15.DINNER

47 50 7
                                    

He was my dad, with a rage that always filled his head. He was never afraid of losing his life on the battlefield, but he was nervous about getting his daughter engaged.

🖤




Mama memang lahir di desa dari keluarga sederhana yang hanya tahu tentang berladang dan berternak kambing. Tapi untuk segala urusan rumah tangga Mama tak kalah cerdasnya dengan ibu-ibu berpendidikan di luar sana, seperti ibunya artis Maudy Ayunda. Mama sangat telaten dalam mengurus acara, mulai dari pesta-pesta kecil hingga acara-acara besar keluarga dan yang berhubungan dengan kedinasan Papa.

Oleh karena itu meskipun Mama bukanlah orang yang senang tampil di depan khalayak ramai, diam-diam banyak ibu-ibu yang menggumi bahkan menyimpan iri padanya. Sayangnya Mama yang pemalu sering kali mudah menerima kritikan pedas para ibu-ibu iri hati itu, hingga terkadang ia lebih senang berada di rumah daripada menghadiri beberapa acara yang dihadiri oleh sekumpulan ibu-ibu, yang bahkan kini telah membuat semacam geng pembenci Mama.

Mama hanya datang ke suatu acara apabila ia ditunjuk sebagai panitia atau ada atensi khusus dari isteri komandan satuan agar semua isteri-isteri tentara hadir ke acara penting tersebut.

Meskipun terkadang ia lebih berpihak dan menyayangi Zara dibandingkan Citra, bagi Citra mama tetaplah wanita istimewa. Seperti malam ini, bermodalkan pinterest dan onlineshop, ia membeli lilin, taplak meja, gelas dan piring yang sesuai dengan template makan malam sekelas hotel bintang lima di dalam rumah Kapten Mochtar Kivlan Zein yang sederhana.

Citra menyalakan lilin lalu memfoto meja makan cantik itu beberapa kali untuk ia upload ke akun Instagram yang berisi berbagai macam gambar yang ia abadikan. Ada kucing hitam putih di depan pagar rumah yang ia beri nama petercat, ada deretan majalah di pasar loak, pedagang monyet di pasar hewan dan bahkan capung kawin di sebuah tangkai sungai.

Mama menggeser gelas lalu mengibaskan tangannya, hingga lilin-lilin putih itu lenyap meninggalkan asap yang berhembus ditiup angin dari pintu yang terbuka.
"Kok udah dinyalain lilinnya, entar meleleh jelek."

Cit memonyongkan bibirnya.
"Iya maaf Ma."

Papa meneropong jalanan, Cit menghampiri Papa yang tengah gugup menanti besan.
"Duarrr!" Cit menepuk punggung Papa hingga Papa terlonjak.

"Astaghfirullah!
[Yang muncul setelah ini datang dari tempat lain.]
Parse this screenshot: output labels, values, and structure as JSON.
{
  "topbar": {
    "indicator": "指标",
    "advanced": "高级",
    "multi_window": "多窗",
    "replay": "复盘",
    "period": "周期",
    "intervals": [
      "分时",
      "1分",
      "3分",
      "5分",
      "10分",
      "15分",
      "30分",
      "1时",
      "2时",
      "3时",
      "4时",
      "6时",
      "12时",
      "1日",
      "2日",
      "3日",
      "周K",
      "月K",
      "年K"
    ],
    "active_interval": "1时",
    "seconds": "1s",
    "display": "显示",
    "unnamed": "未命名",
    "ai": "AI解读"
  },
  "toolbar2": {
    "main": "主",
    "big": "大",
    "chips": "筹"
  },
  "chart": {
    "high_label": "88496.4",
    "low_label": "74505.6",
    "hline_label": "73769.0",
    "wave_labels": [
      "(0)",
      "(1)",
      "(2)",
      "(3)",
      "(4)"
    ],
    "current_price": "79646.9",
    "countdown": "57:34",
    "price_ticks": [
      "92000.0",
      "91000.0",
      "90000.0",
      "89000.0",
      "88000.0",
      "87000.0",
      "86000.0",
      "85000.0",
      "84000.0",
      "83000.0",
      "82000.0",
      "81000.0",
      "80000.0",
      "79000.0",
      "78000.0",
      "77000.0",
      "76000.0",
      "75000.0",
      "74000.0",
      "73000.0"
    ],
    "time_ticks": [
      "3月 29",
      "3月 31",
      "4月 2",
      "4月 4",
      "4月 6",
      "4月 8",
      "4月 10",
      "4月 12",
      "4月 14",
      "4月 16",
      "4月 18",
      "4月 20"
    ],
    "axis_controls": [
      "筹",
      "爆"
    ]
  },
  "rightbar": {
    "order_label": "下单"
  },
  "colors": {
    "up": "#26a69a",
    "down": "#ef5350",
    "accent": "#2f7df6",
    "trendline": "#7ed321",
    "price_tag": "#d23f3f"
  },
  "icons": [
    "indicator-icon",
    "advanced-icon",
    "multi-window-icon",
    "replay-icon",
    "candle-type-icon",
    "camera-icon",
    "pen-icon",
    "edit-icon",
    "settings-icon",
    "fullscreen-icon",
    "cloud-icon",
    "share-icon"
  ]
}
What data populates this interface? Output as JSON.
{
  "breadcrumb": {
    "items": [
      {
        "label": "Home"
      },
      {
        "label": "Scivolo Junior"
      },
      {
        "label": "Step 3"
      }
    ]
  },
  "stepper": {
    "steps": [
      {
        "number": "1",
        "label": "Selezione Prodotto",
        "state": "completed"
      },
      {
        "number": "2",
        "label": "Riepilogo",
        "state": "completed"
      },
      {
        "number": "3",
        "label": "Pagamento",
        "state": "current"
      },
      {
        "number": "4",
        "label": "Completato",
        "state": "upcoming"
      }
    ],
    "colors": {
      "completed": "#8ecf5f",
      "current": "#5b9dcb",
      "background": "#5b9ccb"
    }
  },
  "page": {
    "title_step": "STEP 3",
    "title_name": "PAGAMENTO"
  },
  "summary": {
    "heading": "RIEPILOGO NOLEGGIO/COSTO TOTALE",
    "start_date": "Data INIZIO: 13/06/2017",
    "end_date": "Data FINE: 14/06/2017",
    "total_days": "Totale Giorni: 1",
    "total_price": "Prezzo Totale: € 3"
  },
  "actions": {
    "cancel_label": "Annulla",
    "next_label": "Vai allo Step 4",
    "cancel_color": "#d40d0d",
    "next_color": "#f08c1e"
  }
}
Ade kalo Papa jantungan gimana?!"

Cit dan Mama terkekeh geli melihat tingkah satu-satunya pria tampan gagah perkasa di rumah itu.
"Hahaha Papa."

"Lagian Papa kayak mau perang aja si Pa," Cit merebut teropong di tangan Papa dan mencobanya.

"Ini gugupnya lebih dari mau ketemu musuh tahu!"

"Kalo ketemu musuh pasti lebih ngeri lah Pa, orang nyawa Papa taruhannya," Zara duduk di salah satu bangku dan hendak mencomot makanan, untung Mama sigap menggeplak tangan manisnya yang nyaris menjalar ke atas meja yang sudah paripurna menyambut besan.

Papa menghampiri Zara lalu duduk di seberang Zara dengan tatapan penuh. "Kalau perang.. Papa hanya kehilangan nyawa, tapi ini Papa mau kehilangan puteri Papa," ujarnya dengan tulus membuat mata ketiga wanita itu berkaca-kaca.

"Kalau Papa enggak mau kehilangan Zara, ya jangan paksa Zara nikah cepat lah Pa," ucap Zara pelan dan hati-hati sambil berpura-pura merapikan piring di atas meja.